There’s plenty of good stuff on the way, too; over the next few weeks I’ll be going back and revisiting the ten most popular posts of the last year. You’ll get to see how they looked then, and how much things have changed. My money’s on ‘not much’.

In addition there are hundreds more sites around Sydney (and beyond) that are waiting for their moment in the sun, and they can rest assured that it’s coming.

Again, to everyone who has followed this blog, and shares whatever crazy syndrome we must all have to be fascinated by any skerrick of a former fast food outlet, I say thank you!

It’s my sincere hope that you – whether you stumbled upon this blog while searching for that Joyce Mayne ad where she’s in the bath, or you’re an enthusiast looking up the history of their building only to discover it was a Pizza Hut – have gotten as much out of this blog from reading it as I have from writing it.

If you have (and even if you haven’t), join me for another year in the past.

Paramount Theatre/Civic Video – South Hurstville, NSW

In the second such instance, Civic Video has taken up residence in a former cinema. This time, the Paramount Theatre of South Hurstville continues to provide movies to the public through the video chain. Let’s take a closer look.

With a booty like this, of course it was once a cinema.

The Paramount was built in 1934, joining a sister cinema at Mortdale (since demolished) and only four other picture theatres in the Kogarah/Hurstville region: the Odeon at Carlton, the Oatley Radio, the Hurstville Savoy and the Kogarah Victory being the others. It’s a pretty damn big building, with a seating capacity of 1,100 when it was built. In 1950, that old vaudeville villain Hoyts (boo, hiss) bought the theatre and renamed it the Hoyts. Sounds much better too, doesn’t it? Hoyts closed the theatre in 1959 (I’m growing more and more convinced there was some kind of Hoyts conspiracy to buy up the suburban cinemas in order to get people to head into the city). Hoyts made sure that a covenant in the sales contract ensured the building could never again be used as a cinema.

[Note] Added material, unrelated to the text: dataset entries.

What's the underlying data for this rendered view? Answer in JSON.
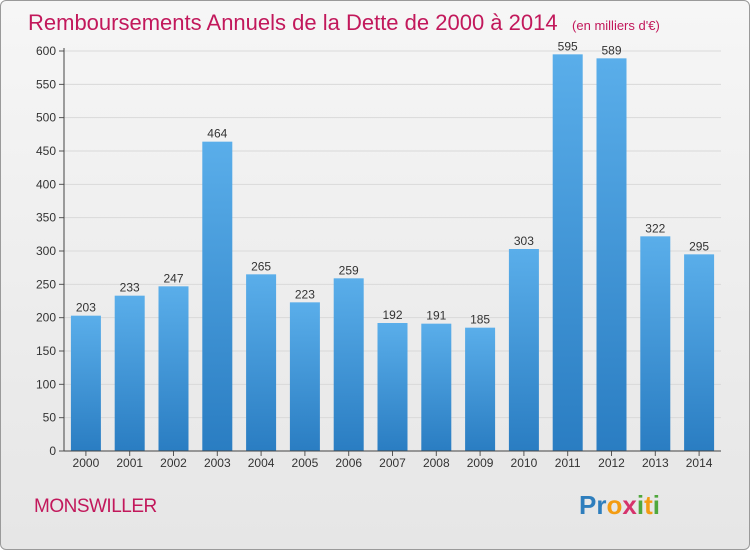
{
  "header": {
    "title": "Remboursements Annuels de la Dette de 2000 à 2014",
    "unit": "(en milliers d'€)"
  },
  "footer": {
    "commune": "MONSWILLER",
    "logo_text": "Proxiti"
  },
  "colors": {
    "title": "#c2185b",
    "bar_top": "#5aaeea",
    "bar_bottom": "#2a7dc2",
    "grid": "#d9d9d9"
  },
  "chart_data": {
    "type": "bar",
    "title": "Remboursements Annuels de la Dette de 2000 à 2014",
    "subtitle": "(en milliers d'€)",
    "categories": [
      "2000",
      "2001",
      "2002",
      "2003",
      "2004",
      "2005",
      "2006",
      "2007",
      "2008",
      "2009",
      "2010",
      "2011",
      "2012",
      "2013",
      "2014"
    ],
    "values": [
      203,
      233,
      247,
      464,
      265,
      223,
      259,
      192,
      191,
      185,
      303,
      595,
      589,
      322,
      295
    ],
    "ylim": [
      0,
      600
    ],
    "yticks": [
      0,
      50,
      100,
      150,
      200,
      250,
      300,
      350,
      400,
      450,
      500,
      550,
      600
    ],
    "grid": true,
    "data_labels": true
  }
}
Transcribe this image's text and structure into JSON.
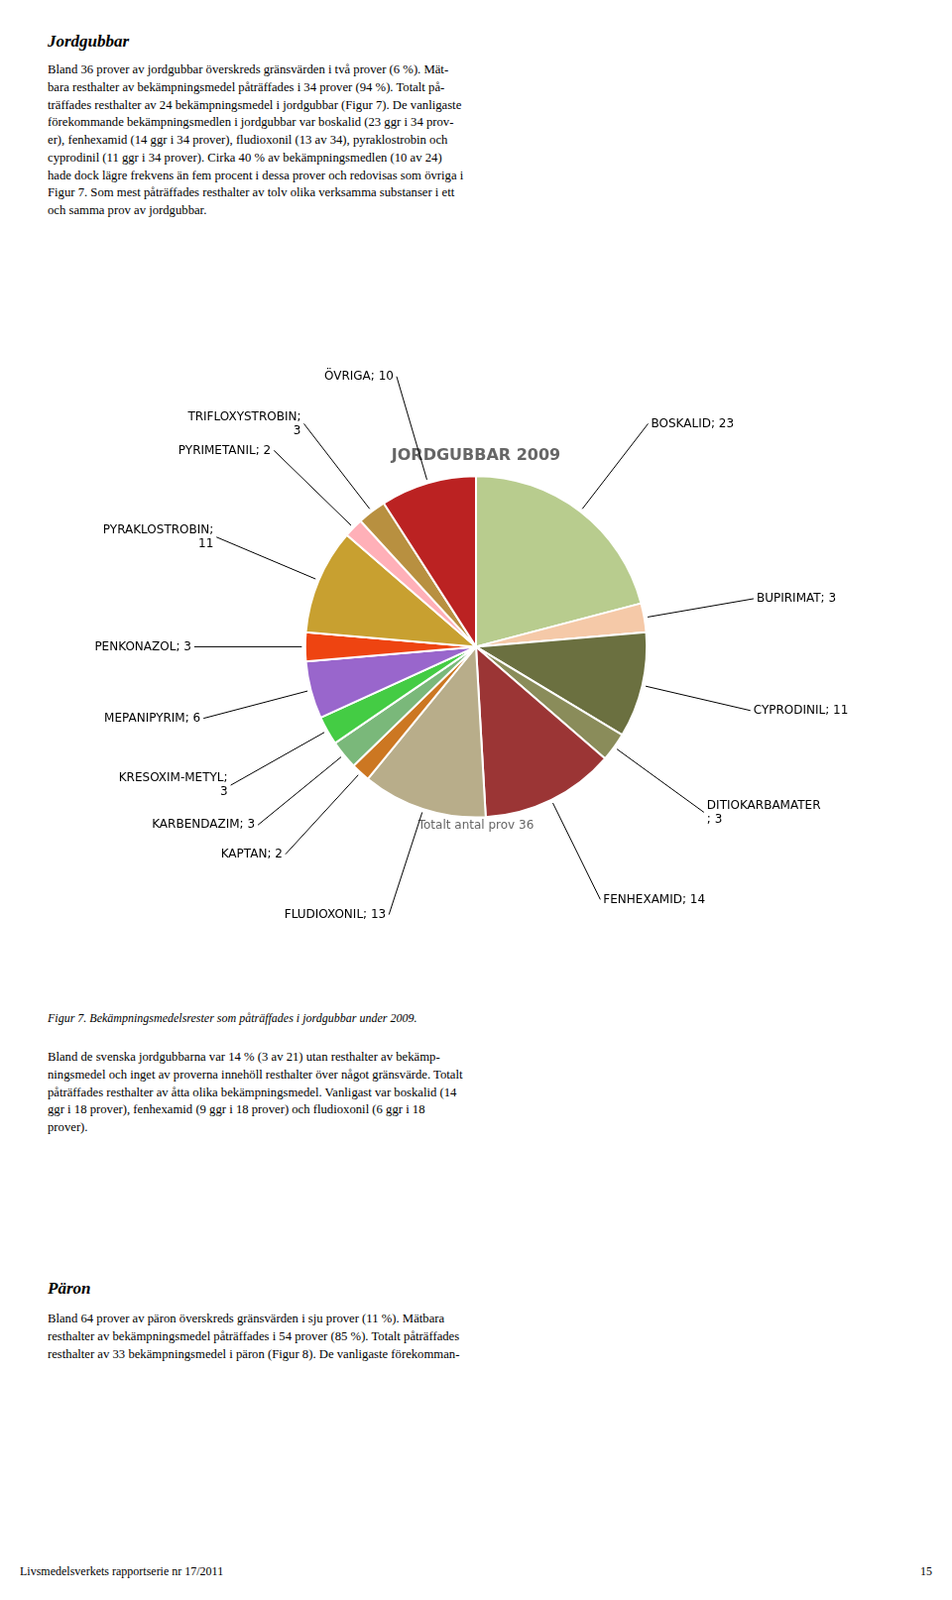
{
  "chart_data": {
    "type": "pie",
    "title": "JORDGUBBAR 2009",
    "subtitle": "Totalt antal prov 36",
    "categories": [
      "BOSKALID; 23",
      "BUPIRIMAT; 3",
      "CYPRODINIL; 11",
      "DITIOKARBAMATER\n; 3",
      "FENHEXAMID; 14",
      "FLUDIOXONIL; 13",
      "KAPTAN; 2",
      "KARBENDAZIM; 3",
      "KRESOXIM-METYL;\n3",
      "MEPANIPYRIM; 6",
      "PENKONAZOL; 3",
      "PYRAKLOSTROBIN;\n11",
      "PYRIMETANIL; 2",
      "TRIFLOXYSTROBIN;\n3",
      "ÖVRIGA; 10"
    ],
    "values": [
      23,
      3,
      11,
      3,
      14,
      13,
      2,
      3,
      3,
      6,
      3,
      11,
      2,
      3,
      10
    ],
    "colors": [
      "#b8cc8e",
      "#f5c9a8",
      "#6b7040",
      "#8a8c5a",
      "#9b3535",
      "#b8ad8a",
      "#cc7722",
      "#7ab87a",
      "#44cc44",
      "#9966cc",
      "#ee4411",
      "#c8a030",
      "#ffb0b8",
      "#b89040",
      "#bb2222"
    ]
  },
  "text_above1": "Jordgubbar",
  "text_above2": "Bland 36 prover av jordgubbar överskreds gränsvärden i två prover (6 %). Mät-\nbara resthalter av bekämpningsmedel påträffades i 34 prover (94 %). Totalt på-\nträffades resthalter av 24 bekämpningsmedel i jordgubbar (Figur 7). De vanligaste\nförekommande bekämpningsmedlen i jordgubbar var boskalid (23 ggr i 34 prov-\ner), fenhexamid (14 ggr i 34 prover), fludioxonil (13 av 34), pyraklostrobin och\ncyprodinil (11 ggr i 34 prover). Cirka 40 % av bekämpningsmedlen (10 av 24)\nhade dock lägre frekvens än fem procent i dessa prover och redovisas som övriga i\nFigur 7. Som mest påträffades resthalter av tolv olika verksamma substanser i ett\noch samma prov av jordgubbar.",
  "fig_caption": "Figur 7. Bekämpningsmedelsrester som påträffades i jordgubbar under 2009.",
  "text_below": "Bland de svenska jordgubbarna var 14 % (3 av 21) utan resthalter av bekämp-\nningsmedel och inget av proverna innehöll resthalter över något gränsvärde. Totalt\npåträffades resthalter av åtta olika bekämpningsmedel. Vanligast var boskalid (14\nggr i 18 prover), fenhexamid (9 ggr i 18 prover) och fludioxonil (6 ggr i 18\nprover).",
  "text_paron_title": "Päron",
  "text_paron": "Bland 64 prover av päron överskreds gränsvärden i sju prover (11 %). Mätbara\nresthalter av bekämpningsmedel påträffades i 54 prover (85 %). Totalt påträffades\nresthalter av 33 bekämpningsmedel i päron (Figur 8). De vanligaste förekomman-",
  "footer_left": "Livsmedelsverkets rapportserie nr 17/2011",
  "footer_right": "15"
}
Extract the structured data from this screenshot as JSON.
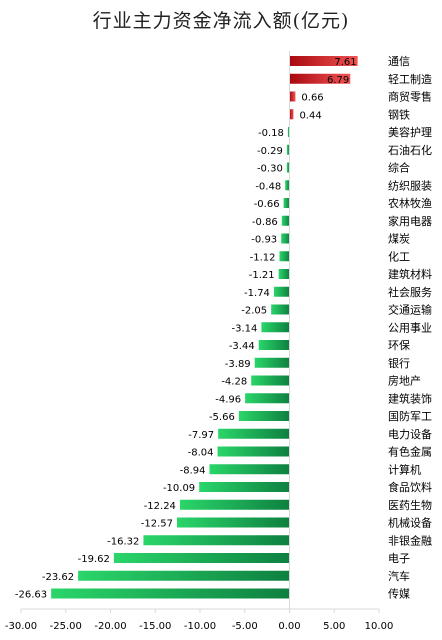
{
  "chart_data": {
    "type": "bar",
    "orientation": "horizontal",
    "title": "行业主力资金净流入额(亿元)",
    "xlim": [
      -30,
      10
    ],
    "xticks": [
      "-30.00",
      "-25.00",
      "-20.00",
      "-15.00",
      "-10.00",
      "-5.00",
      "0.00",
      "5.00",
      "10.00"
    ],
    "categories": [
      "通信",
      "轻工制造",
      "商贸零售",
      "钢铁",
      "美容护理",
      "石油石化",
      "综合",
      "纺织服装",
      "农林牧渔",
      "家用电器",
      "煤炭",
      "化工",
      "建筑材料",
      "社会服务",
      "交通运输",
      "公用事业",
      "环保",
      "银行",
      "房地产",
      "建筑装饰",
      "国防军工",
      "电力设备",
      "有色金属",
      "计算机",
      "食品饮料",
      "医药生物",
      "机械设备",
      "非银金融",
      "电子",
      "汽车",
      "传媒"
    ],
    "values": [
      7.61,
      6.79,
      0.66,
      0.44,
      -0.18,
      -0.29,
      -0.3,
      -0.48,
      -0.66,
      -0.86,
      -0.93,
      -1.12,
      -1.21,
      -1.74,
      -2.05,
      -3.14,
      -3.44,
      -3.89,
      -4.28,
      -4.96,
      -5.66,
      -7.97,
      -8.04,
      -8.94,
      -10.09,
      -12.24,
      -12.57,
      -16.32,
      -19.62,
      -23.62,
      -26.63
    ],
    "labels": [
      "7.61",
      "6.79",
      "0.66",
      "0.44",
      "-0.18",
      "-0.29",
      "-0.30",
      "-0.48",
      "-0.66",
      "-0.86",
      "-0.93",
      "-1.12",
      "-1.21",
      "-1.74",
      "-2.05",
      "-3.14",
      "-3.44",
      "-3.89",
      "-4.28",
      "-4.96",
      "-5.66",
      "-7.97",
      "-8.04",
      "-8.94",
      "-10.09",
      "-12.24",
      "-12.57",
      "-16.32",
      "-19.62",
      "-23.62",
      "-26.63"
    ],
    "positive_color_light": "#f25454",
    "positive_color_dark": "#a8090f",
    "negative_color_light": "#2ad66a",
    "negative_color_dark": "#0e8040",
    "grid": false,
    "legend": "none"
  }
}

The Paramount/Civic in its less space-generous, more art deco days. Gotta be the late 80s/early 90s. Image courtesy Kogarah Council.

Since 1959 it’s been used as a recreation centre, a supermarket and a giant Civic. In the last ten years as video shops have declined, Civic has cut down on its floorspace, sharing with a Subway, a newsagent, a Curves gym and some kind of computer shop out the back. Cramming more into less space isn’t just a residential thing anymore.